ADBR: Você acredita que a terceira via é um caminho que pretende “apaziguar” o terreno de debate entre um caminho tradicionalista e uma intenção moderna mais radical? Essa estratégia teria alguma relação com a origem aristocrática da família de Távora ou com a sua formação mais conservadora?
JF: Távora é um homem convictamente conservador, em termos de tradição familiar, digamos genericamente que é um homem que vem da direita, uma direita avessa à modernidade e que é dominante naquele momento em Portugal, obviamente. Mas como homem brilhante que é, quando começa a ter contato com as grandes figuras da arte moderna e da arquitetura moderna, na Escola de Belas Artes, não tem como não perceber a vitalidade daquela cultura. E procura dialogar, abraçá-la, tentar criar um sentido. É preciso termos presente que na época, Ernesto Rogers, director da Casabella Continuità, tinha proposto a teoria da “continuidade” em arquitectura, a ideia de que a arquitetura moderna não era uma nova árvore, ou uma nova planta, mas um ramo de uma antiga árvore civilizacional, a história da arquitetura. O que significa uma desaceleração do lado heróico da arquitetura moderna, que passa a ser vista, a partir de Rogers, como fazendo parte da história, como outros movimentos e estilos faziam.
Isso permite ter uma relação menos severa e menos tensa com a arquitetura moderna, e colocar tudo em diálogo, em relação, em perspetiva. O que é interessante em três das obras de Távora dos anos 1950, a Casa de Ofir, o Mercado da Vila da Feira e o Pavilhão de Tênis, é que não é só uma teoria. Olhamos para os edifícios e observamos que de fato há elementos modernos e vernaculares, sem ser uma mistura. Porque ele não queria fazer uma mistura, uma colagem. Queria criar uma espécie de momento de verdade, apaziguador.

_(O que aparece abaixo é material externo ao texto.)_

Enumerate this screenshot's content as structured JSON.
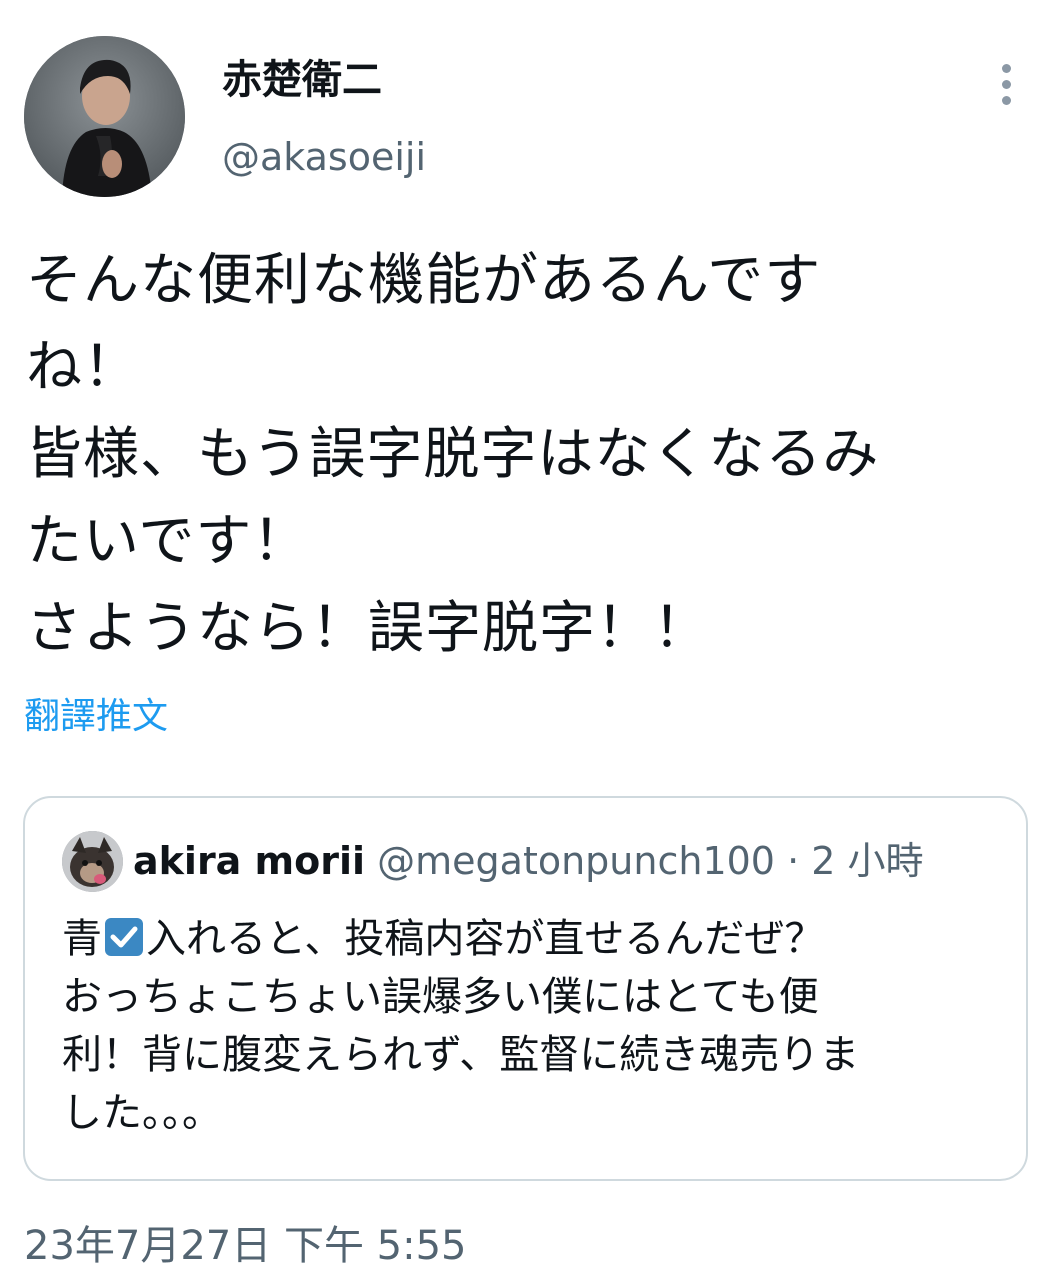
{
  "tweet": {
    "display_name": "赤楚衛二",
    "handle": "@akasoeiji",
    "text": "そんな便利な機能があるんです\nね！\n皆様、もう誤字脱字はなくなるみ\nたいです！\nさようなら！誤字脱字！！",
    "translate_label": "翻譯推文",
    "timestamp": "23年7月27日 下午 5:55"
  },
  "quote": {
    "display_name": "akira morii",
    "handle": "@megatonpunch100",
    "separator": " · ",
    "time": "2 小時",
    "text_before_emoji": "青",
    "emoji_icon": "check-mark-button-icon",
    "text_after_emoji": "入れると、投稿内容が直せるんだぜ？\nおっちょこちょい誤爆多い僕にはとても便\n利！背に腹変えられず、監督に続き魂売りま\nした。。。"
  },
  "colors": {
    "link": "#1d9bf0",
    "secondary_text": "#536471",
    "border": "#cfd9de",
    "emoji_blue": "#3b88c3"
  }
}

Agora, é preciso lembrar que durante os anos 1960, a explosão turística no Algarve adopta uma “terceira via” genérica, que se banaliza muito enquanto modelo para a arquitectura. Quando Siza e a parte mais politizada da Escola do Porto se dá conta disso, recusa esta via, e vai endurecer, retomando um racionalismo mais severo. A “terceira via” é teorizada em 1945, posta em prática nos anos 1950 e a sua crítica é feita no final dos anos 1960. Nesse momento ninguém quer ouvir falar da “terceira via” e muito menos durante a Revolução de 1974.
ADBR: Você poderia comentar em que medida a produção do arquiteto Álvaro Siza representa uma continuidade ou uma ruptura em relação às intenções de Távora, dado que os dois dividiram parte de suas experiências profissionais no momento em que Siza trabalhou no escritório de Távora?
JF: O Siza colabora com o Távora inicialmente na Casa de Chá, que lhe concede o projeto ao ver a forma como o Siza, ainda muito jovem, se apropria do trabalho. O Távora percebeu logo que aquele não era um colaborador comum. Eles sempre mantiveram uma relação de amizade, o Távora tinha uma grande admiração pelo Siza, quase obsessiva. Naturalmente houve alguns momentos difíceis. Quando Siza em meados dos anos 1960 abandona a construção de telhados e começa a deixar o concreto aparente, faz uma ruptura com a “terceira via” de Távora. As coisas estavam evoluindo com uma velocidade enorme, a Revolução portuguesa aproximava-se e o Távora, nesse momento, é uma figura mais secundária. Há vários grupos politizados dentro da Escola do Porto que percebem que a arquitetura, para fazer o efeito da revolução, não pode ser apaziguadora. O Távora percebeu que havia ali uma urgência, também de uma nova geração que estava surgindo, e que o tempo da “terceira via” tinha, de alguma forma, passado.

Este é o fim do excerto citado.